Homeowners: How to understand a wind/hail deductible
Tamara E. Holmes
If you live in a part of the United States that experiences frequent severe weather, tornadoes and hurricanes may not be your only concern.
Your finances may also take a hit, as you may be expected to pick up more of the tab for wind and hail damage to your home.
How do home insurance deductibles work?
Most home insurance policies have a deductible, meaning the homeowner pays a certain amount before the insurance company pays any part of the claim.
So if you have a $500 deductible, you'd pay $500 and the insurer would pay the rest of the claim amount.
However, a number of insurers are adding a new deductible to standard home insurance policies called a wind/hail deductible. As a result, any time your home is damaged due to straight-line winds from a thunderstorm or quarter-size hail, you'll have to pay that deductible before the insurer will cover the claim.
Wind/hail deductibles are the new normal when it comes to disaster risk, "especially due to losses associated with wind, rain and hail," says Mary Bonelli, a spokeswoman for the Ohio Insurance Institute.
Between 2007 and 2011, wind and hail accounted for the largest share of home insurance claims, according to the nonprofit Insurance Information Institute. In 2011, 46 percent of claims were a result of wind or hail, up from 36 percent in 2010.
"Insurers are looking at ways to reduce costs and keep policies affordable," Bonelli says. While some simply raise home insurance premiums, others use the deductibles as a way to pass some of the costs for storm-related damage over to you.
When were wind/hail deductibles introduced?
After Hurricane Katrina hit the U.S. in 2005, many insurers in states along the Gulf Coast and East Coast put hurricane deductibles in place, meaning homeowners would pay a certain amount out of pocket before the insurer paid money for hurricane damage.
Wind/hail deductibles are based on that concept. Costs of wind/hail deductibles are usually calculated in one of two ways, Bonelli says. Homeowners may pay a flat amount such as $1,000 or $2,000 per claim. Or, more commonly, homeowners may pay a percentage of their home insurance coverage, typically between 1 and 5 percent, according to the III.
For example, if you have $200,000 worth of home insurance coverage and your home is damaged by wind or hail, a 1 percent deductible would mean you'd pay $2,000 out of pocket for every wind- or hail-related claim. A 5 percent deductible would cost you $10,000.
Wind/hail deductibles are most common in states in and around Tornado Alley, a region in the central U.S. that typically experiences severe windstorms and hail. Tornado Alley states include Texas, Oklahoma, Kansas and Nebraska. Wind/hail deductibles are also found in other Midwestern states such as Ohio.
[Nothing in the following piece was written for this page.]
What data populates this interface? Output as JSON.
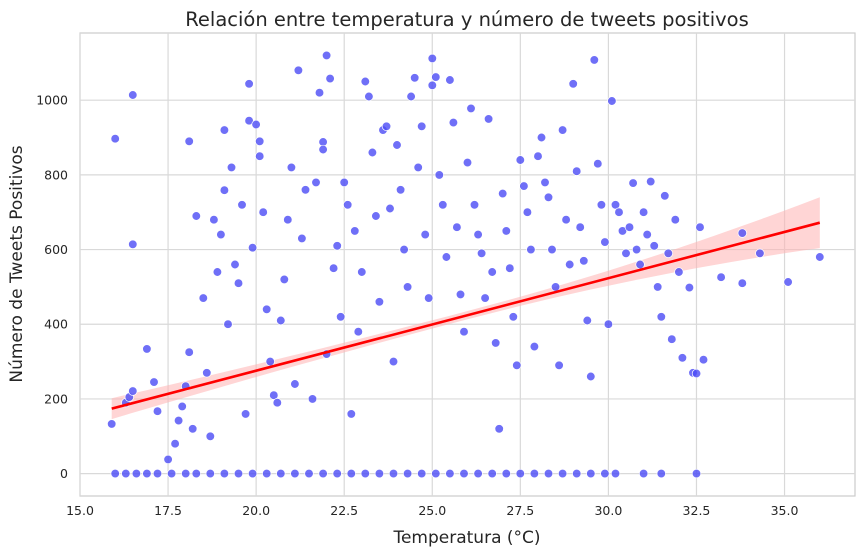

Are wind/hail deductibles bad for consumers?
While insurance companies say wind/hail deductibles are necessary to accommodate the costs associated with storm damage, consumers suffer as a result, some advocates say.
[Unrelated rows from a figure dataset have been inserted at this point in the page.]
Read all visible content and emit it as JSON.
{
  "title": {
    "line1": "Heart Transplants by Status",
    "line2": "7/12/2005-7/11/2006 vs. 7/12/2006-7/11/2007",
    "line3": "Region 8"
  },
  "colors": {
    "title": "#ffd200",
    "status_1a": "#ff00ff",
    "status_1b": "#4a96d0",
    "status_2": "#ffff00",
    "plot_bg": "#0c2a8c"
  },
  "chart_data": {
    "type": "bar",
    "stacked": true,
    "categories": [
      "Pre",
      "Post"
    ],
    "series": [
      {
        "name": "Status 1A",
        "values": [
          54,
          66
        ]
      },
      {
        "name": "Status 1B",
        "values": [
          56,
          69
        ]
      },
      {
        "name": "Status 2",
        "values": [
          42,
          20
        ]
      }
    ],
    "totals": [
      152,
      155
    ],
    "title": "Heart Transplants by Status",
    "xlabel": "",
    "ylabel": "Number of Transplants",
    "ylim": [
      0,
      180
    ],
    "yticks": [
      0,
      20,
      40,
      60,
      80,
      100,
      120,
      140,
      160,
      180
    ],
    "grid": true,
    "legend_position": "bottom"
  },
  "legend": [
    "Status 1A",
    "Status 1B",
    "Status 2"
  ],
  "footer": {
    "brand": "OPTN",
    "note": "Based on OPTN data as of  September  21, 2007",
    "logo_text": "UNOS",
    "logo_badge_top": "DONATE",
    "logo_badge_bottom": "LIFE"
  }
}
"I can't imagine a way that a separate deductible for wind and hail is helpful to the insurance consumer," says David Baria, a member of the Mississippi House of Representatives and a board member for nonprofit consumer advocacy group United Policyholders. It's just another way for insurers to cut down on their costs, he adds. The costs can also quickly stack up for consumers.
In areas of the U.S. that see frequent severe storms and tornadoes, it's becoming more difficult to avoid policies that have wind/hail deductibles, Baria says. In fact, Baria says, in some areas such as the Mississippi Gulf Coast, there are some home insurers that don't cover wind at all.
While providing no coverage for wind might keep premium costs down on a traditional home insurance policy, it doesn't protect residents in those areas from the real threat of wind damage. As a result, some states have established funds that provide wind insurance for homeowners who can't get it as part of their home insurance policy.
The Texas Windstorm Insurance Association and the Mississippi Windstorm Underwriting Association are two last-resort insurers. However, purchasing wind insurance policies through these associations can be expensive.
For example, rates for windstorm insurance through the Mississippi Windstorm Underwriting Association can be as much as $1.43 per $100 in coverage. That translates to $2,860 a year for $200,000 in coverage.
How you can manage a wind/hail deductible
If you do live in a region that's prone to windstorms, there are steps you can take to be proactive, Baria advises.
1. Read your policy.
Insurers are required by law to advise customers of changes to their policies. However, if you don't read your renewal notice, you could miss additional deductible information, Baria says.
2. Ask your agent.
If you're unsure about what your home insurance covers -- and what it doesn't -- ask your agent or broker, Baria says. While you may expect your agent would tell you about wind/hail deductibles, "sometimes they don't do an adequate job of explaining all of the nuances of the policy," Baria says.
3. Be prepared.
Catastrophes happen. "No matter where you live in the United States, you're just a couple of years away from some major catastrophic event," Baria says. If your policy requires a wind/hail deductible, make sure you have the money saved up so you'll be able to pay it when that disaster actually occurs.